Making the affected country’s government central to the relief effort

Wary of eyes watching for signs of an “occupation,” it is generally agreed that it’s crucial for the local government to be restored to get normal operations up and running as soon as possible.

Establishing a compromise between military and civilian organizations

The U.S. military, considered the most equipped to help due to Haiti’s nearness, has not offered a summary of what equipment and technology are available for relief efforts. It was criticized for slowing down entry of supply shipments in the early days of the crisis and for not communicating with the U.N. Although some problems have been remedied (the U.S. agreed to give priority to aid shipments rather than military flights), it is still a long way from integrating with other aid organizations.

It may be tempting to wash our hands of this mess, but if we do, the Haitians will be the losers and there will be no winners.

Contact your representatives and insist they improve coordinated efforts in Haiti.  And, please keep giving to the Haitian people.  We can’t turn away from so much need. Please look for a reliable charity or organization and continue to support work being done to restore and rebuild Haiti.


The Haiti Habit

29 01 2010

Before January 12th, 2010, Haiti was a threadbare and violent country whose citizens lived hard lives. Since that day, many in Haiti find themselves without…without food, potable water, medical care, homes, parents, children, or hope.

When a disaster strikes and wipes out lives, homes, businesses – even governments – the world is quick to give. It’s a lovely tribute to our humanity and illustrates that we are all, at our most basic level, one community.
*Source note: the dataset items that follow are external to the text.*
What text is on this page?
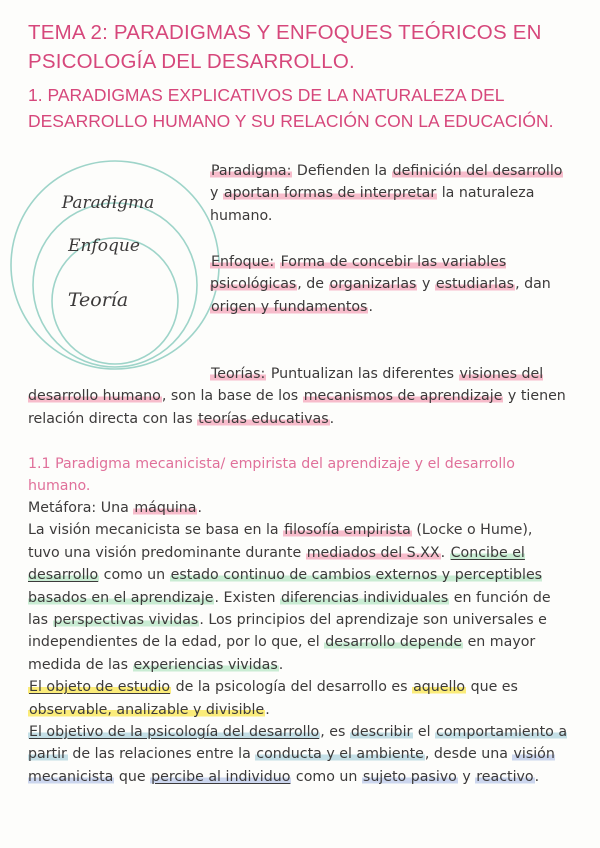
TEMA 2: PARADIGMAS Y ENFOQUES TEÓRICOS EN PSICOLOGÍA DEL DESARROLLO.
1. PARADIGMAS EXPLICATIVOS DE LA NATURALEZA DEL DESARROLLO HUMANO Y SU RELACIÓN CON LA EDUCACIÓN.
Paradigma
Enfoque
Teoría

Paradigma: Defienden la definición del desarrollo y aportan formas de interpretar la naturaleza humano.

Enfoque: Forma de concebir las variables psicológicas, de organizarlas y estudiarlas, dan origen y fundamentos.

Teorías: Puntualizan las diferentes visiones del desarrollo humano, son la base de los mecanismos de aprendizaje y tienen relación directa con las teorías educativas.

1.1 Paradigma mecanicista/ empirista del aprendizaje y el desarrollo humano.
Metáfora: Una máquina.
La visión mecanicista se basa en la filosofía empirista (Locke o Hume), tuvo una visión predominante durante mediados del S.XX. Concibe el desarrollo como un estado continuo de cambios externos y perceptibles basados en el aprendizaje. Existen diferencias individuales en función de las perspectivas vividas. Los principios del aprendizaje son universales e independientes de la edad, por lo que, el desarrollo depende en mayor medida de las experiencias vividas.
El objeto de estudio de la psicología del desarrollo es aquello que es observable, analizable y divisible.
El objetivo de la psicología del desarrollo, es describir el comportamiento a partir de las relaciones entre la conducta y el ambiente, desde una visión mecanicista que percibe al individuo como un sujeto pasivo y reactivo.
These past few weeks, kids were giving their allowances and going out to raise more money in their neighborhoods. People who had little to start with and less to spare were giving what they could. Rich individuals and big corporations gave substantial amounts.

And now, the giving has slowed.

Days melt into each other, and the world’s generosity has been much reported. It’s easy to think of Haiti and say to ourselves: “OK, the worst is over, at least it’ll get fixed.”

But, that may not be true. Not this time. This time, we can’t give and move on to the next thing.  Haiti and her people have to be our next everything for at least a year.

Let’s make 2010 – all of 2010 – the year we give to Haiti. Don’t send food or clothes or any items, because there’s no one working in the post office to receive them, no mail carriers to deliver them, and not enough porches left on which to place the packages.

It’s all about the money. With money, infrastructure can be put in place, water and sewer systems established, homes rebuilt, seeds and tools purchased for planting, healthcare resources made permanently available, and more. With money, everything a society needs not just to scrape by, but to thrive can be provided. And with all that, the chance to grow.

Find reputable agencies that have been working in Haiti for several years and give money to them, directing that your donations be put to use in Haiti.

It’s easy to pass off tragedy of this scope as a societal or governmental problem, something that can’t be solved by you or me. But, ask any changemaker what it takes. He or she will tell you that it takes one person, or a small group of friends, or a family, to decide. That’s it, they just have to decide, and then they do.

We’ve decided to make a habit out of Haiti this year. We hope you do the same.

We’ll post any stories or pictures you have about your Haiti habit. It’s going to be a great year.